Meadows climbed onto the deck and approached the man. He looked vaguely familiar. Then Meadows placed the face. “Hey,” Meadows said, “you’re that author, that—”

“Retired author,” the man said, smiling, “and yes, I’m him. Forget about that for a moment—how are you with electronics?”

“My oven is still on daylight savings time,” Meadows admitted.

“Damn,” the author said, “I blew the motherboard in this sonar and I need to get it fixed before the weather clears and we can go out again. The repairman was supposed to be here an hour ago. He must be lost or something.”

“How long have you guys been docked here?” Meadows asked.

“Four days now,” the author said. “Another couple more and I’ll need to spring for new livers for my team—they’ve been sampling the local flavor. That is, except for one guy—he swore it off years ago and now he’s hooked on coffee and pastries. The question is, where do I find these guys?

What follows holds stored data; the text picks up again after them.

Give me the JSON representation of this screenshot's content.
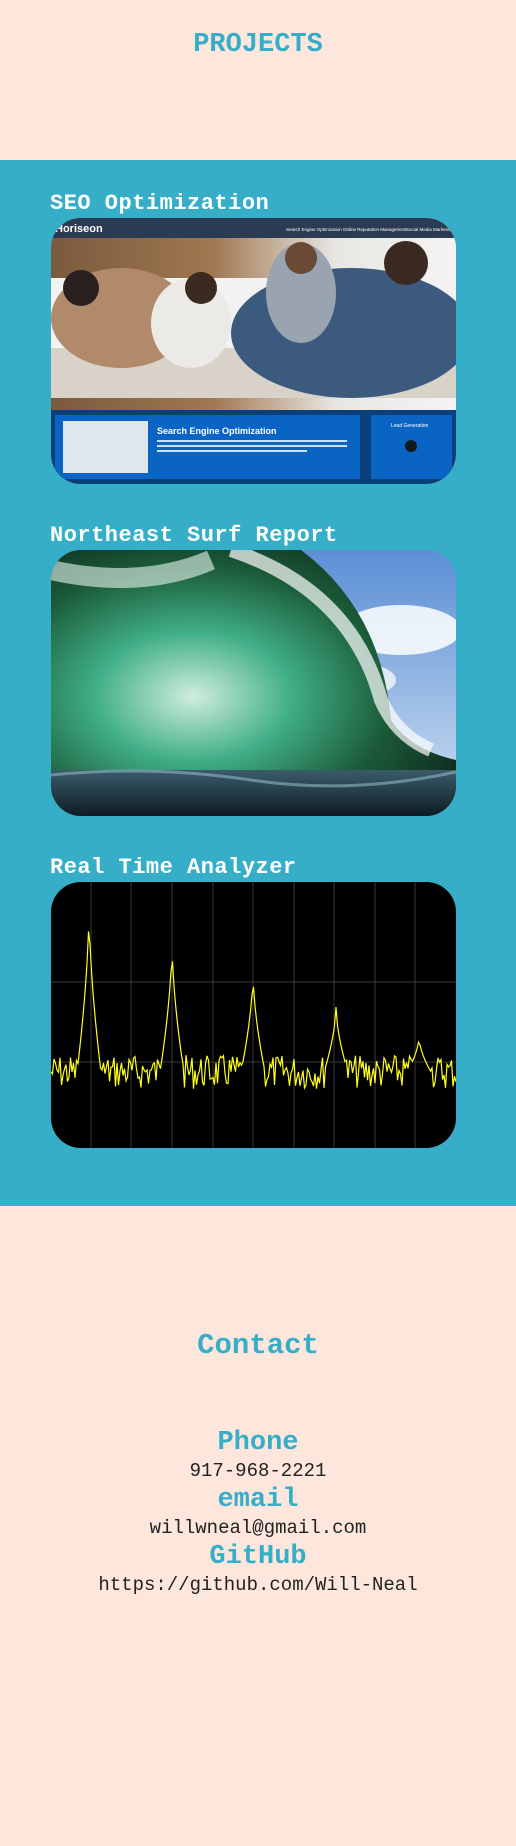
{
  "page": {
    "title": "PROJECTS"
  },
  "projects": [
    {
      "title": "SEO Optimization",
      "image": "seo-website-screenshot"
    },
    {
      "title": "Northeast Surf Report",
      "image": "ocean-wave-photo"
    },
    {
      "title": "Real Time Analyzer",
      "image": "spectrum-analyzer-display"
    }
  ],
  "seo_screenshot": {
    "brand": "Horiseon",
    "nav": [
      "Search Engine Optimization",
      "Online Reputation Management",
      "Social Media Marketing"
    ],
    "banner_title": "Search Engine Optimization",
    "sidebar_title": "Lead Generation"
  },
  "contact": {
    "title": "Contact",
    "phone_label": "Phone",
    "phone": "917-968-2221",
    "email_label": "email",
    "email": "willwneal@gmail.com",
    "github_label": "GitHub",
    "github": "https://github.com/Will-Neal"
  },
  "colors": {
    "accent": "#37aec8",
    "background": "#fde6dc",
    "spectrum": "#ffff1a"
  }
}
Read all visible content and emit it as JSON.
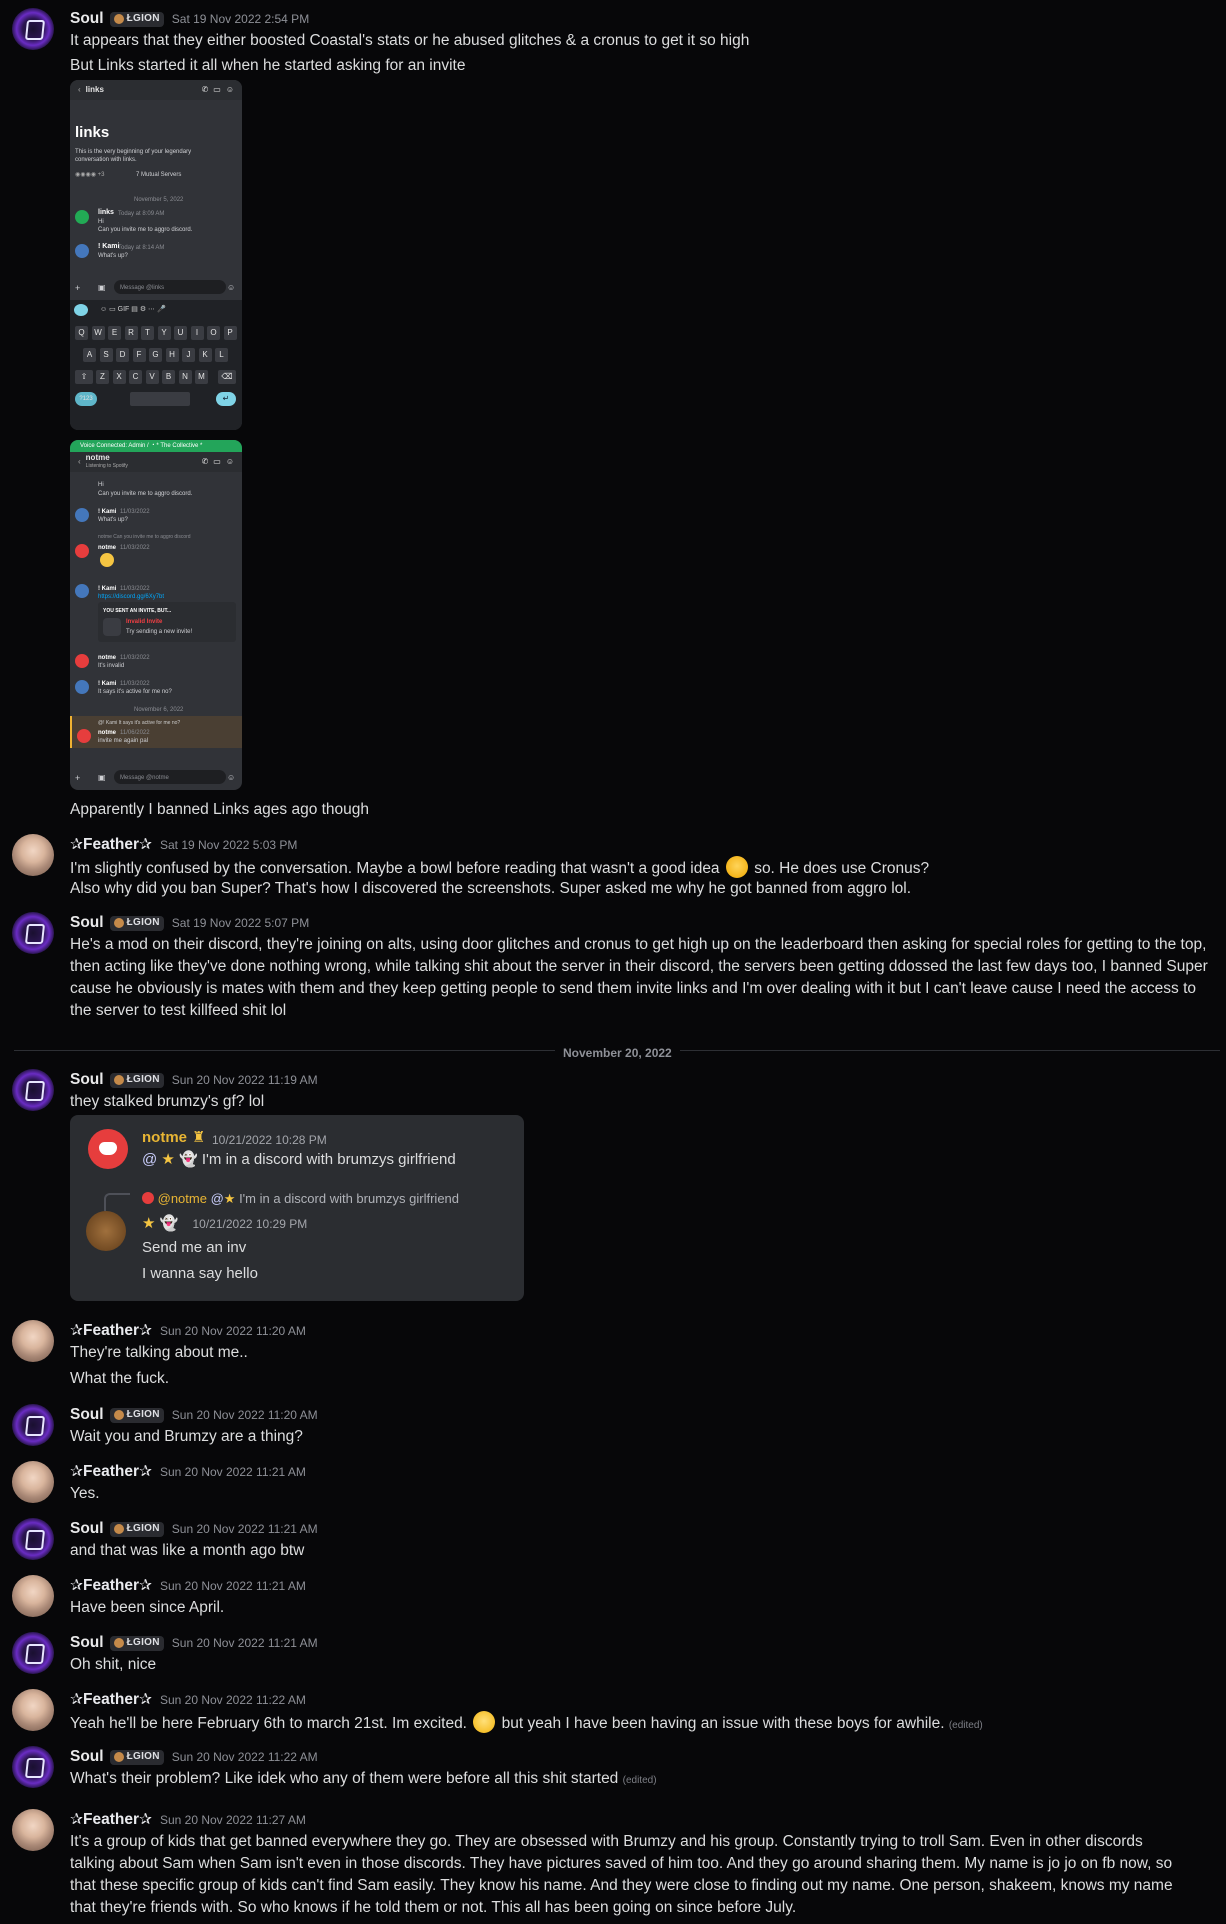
{
  "users": {
    "soul": {
      "name": "Soul",
      "tag": "ŁGION"
    },
    "feather": {
      "name": "✰Feather✰"
    }
  },
  "messages": [
    {
      "ts": "Sat 19 Nov 2022 2:54 PM",
      "lines": [
        "It appears that they either boosted Coastal's stats or he abused glitches & a cronus to get it so high",
        "But Links started it all when he started asking for an invite"
      ],
      "after": "Apparently I banned Links ages ago though"
    },
    {
      "ts": "Sat 19 Nov 2022 5:03 PM",
      "l1a": "I'm slightly confused by the conversation. Maybe a bowl before reading that wasn't a good idea",
      "l1b": "so. He does use Cronus?",
      "l2": "Also why did you ban Super? That's how I discovered the screenshots. Super asked me why he got banned from aggro lol."
    },
    {
      "ts": "Sat 19 Nov 2022 5:07 PM",
      "text": "He's a mod on their discord, they're joining on alts, using door glitches and cronus to get high up on the leaderboard then asking for special roles for getting to the top, then acting like they've done nothing wrong, while talking shit about the server in their discord, the servers been getting ddossed the last few days too, I banned Super cause he obviously is mates with them and they keep getting people to send them invite links and I'm over dealing with it but I can't leave cause I need the access to the server to test killfeed shit lol"
    },
    {
      "ts": "Sun 20 Nov 2022 11:19 AM",
      "text": "they stalked brumzy's gf? lol"
    },
    {
      "ts": "Sun 20 Nov 2022 11:20 AM",
      "lines": [
        "They're talking about me..",
        "What the fuck."
      ]
    },
    {
      "ts": "Sun 20 Nov 2022 11:20 AM",
      "text": "Wait you and Brumzy are a thing?"
    },
    {
      "ts": "Sun 20 Nov 2022 11:21 AM",
      "text": "Yes."
    },
    {
      "ts": "Sun 20 Nov 2022 11:21 AM",
      "text": "and that was like a month ago btw"
    },
    {
      "ts": "Sun 20 Nov 2022 11:21 AM",
      "text": "Have been since April."
    },
    {
      "ts": "Sun 20 Nov 2022 11:21 AM",
      "text": "Oh shit, nice"
    },
    {
      "ts": "Sun 20 Nov 2022 11:22 AM",
      "texta": "Yeah he'll be here February 6th to march 21st. Im excited.",
      "textb": "but yeah I have been having an issue with these boys for awhile.",
      "edited": "(edited)"
    },
    {
      "ts": "Sun 20 Nov 2022 11:22 AM",
      "text": "What's their problem? Like idek who any of them were before all this shit started",
      "edited": "(edited)"
    },
    {
      "ts": "Sun 20 Nov 2022 11:27 AM",
      "text": "It's a group of kids that get banned everywhere they go. They are obsessed with Brumzy and his group. Constantly trying to troll Sam. Even in other discords talking about Sam when Sam isn't even in those discords. They have pictures saved of him too. And they go around sharing them. My name is jo jo on fb now, so that these specific group of kids can't find Sam easily. They know his name. And they were close to finding out my name. One person, shakeem, knows my name that they're friends with. So who knows if he told them or not. This all has been going on since before July."
    }
  ],
  "divider": "November 20, 2022",
  "shot1": {
    "channel": "links",
    "title": "links",
    "desc1": "This is the very beginning of your legendary",
    "desc2": "conversation with links.",
    "mutual": "7 Mutual Servers",
    "date": "November 5, 2022",
    "m1_name": "links",
    "m1_ts": "Today at 8:09 AM",
    "m1_l1": "Hi",
    "m1_l2": "Can you invite me to aggro discord.",
    "m2_name": "! Kami",
    "m2_ts": "Today at 8:14 AM",
    "m2_l1": "What's up?",
    "input": "Message @links",
    "rows": [
      [
        "Q",
        "W",
        "E",
        "R",
        "T",
        "Y",
        "U",
        "I",
        "O",
        "P"
      ],
      [
        "A",
        "S",
        "D",
        "F",
        "G",
        "H",
        "J",
        "K",
        "L"
      ],
      [
        "Z",
        "X",
        "C",
        "V",
        "B",
        "N",
        "M"
      ]
    ],
    "num": "?123"
  },
  "shot2": {
    "banner": "Voice Connected: Admin / ・* The Collective *",
    "channel": "notme",
    "status": "Listening to Spotify",
    "l_hi": "Hi",
    "l_inv": "Can you invite me to aggro discord.",
    "kami": "! Kami",
    "d1": "11/03/2022",
    "whatsup": "What's up?",
    "reply1": "notme Can you invite me to aggro discord",
    "notme": "notme",
    "d2": "11/03/2022",
    "d3": "11/03/2022",
    "link": "https://discord.gg/6Xy7bt",
    "sent": "YOU SENT AN INVITE, BUT...",
    "invalid": "Invalid Invite",
    "try": "Try sending a new invite!",
    "d4": "11/03/2022",
    "its_invalid": "It's invalid",
    "d5": "11/03/2022",
    "active": "It says it's active for me no?",
    "date2": "November 6, 2022",
    "reply2": "@! Kami It says it's active for me no?",
    "d6": "11/06/2022",
    "again": "invite me again pal",
    "input": "Message @notme"
  },
  "embed": {
    "name": "notme",
    "ts1": "10/21/2022 10:28 PM",
    "line1": "I'm in a discord with brumzys girlfriend",
    "reply_name": "@notme",
    "reply_text": "I'm in a discord with brumzys girlfriend",
    "ts2": "10/21/2022 10:29 PM",
    "line2": "Send me an inv",
    "line3": "I wanna say hello"
  }
}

These expeditions are like a floating insane asylum.”

“Oh, yeah,” Meadows said, “you like to do underwater archaeology.”

“Don’t say ‘archaeology’ on this vessel,” the author joked. “Archaeologists are on the same plane as necrophilia on this boat. We’re adventurers.”

“Sorry,” Meadows said, smiling. “Hey, we’re looking into a theft on these docks a couple of nights ago. Did you guys lose anything?”

“You’re an American,” the author said. “Why would you be investigating a robbery in England?”

“Would you believe national security?”

“Oh, sure,” the author said. “Where were you when I was still writing? I had to make everything up.”

“Seriously,” Meadows said.

The author considered this for a moment. Finally he answered. “No, we didn’t lose anything. This boat has more cameras on it than a Cindy Crawford swimsuit shoot. Underwater, above water, down in the cabins on the instruments, hell, probably in the head for all I know. I rented it from a film crew.”

Meadows looked astonished. “Did you tell the Brits that?”

“They didn’t ask,” the author said. “They seemed a lot more interested in explaining to me that I hadn’t seen anything—which I hadn’t.”

“So you didn’t see anything?”

“Not if it was late at night,” the author said. “I’m over seventy years old—if it’s past ten at night, there had better be a fire or a naked girl if you want to wake me.”

“But the cameras?” Meadows asked.

“They run all the time,” the author said. “We’re making a television show about the search—tapes are cheap, good footage is precious.”

“Would you mind showing them to me?” Meadows asked.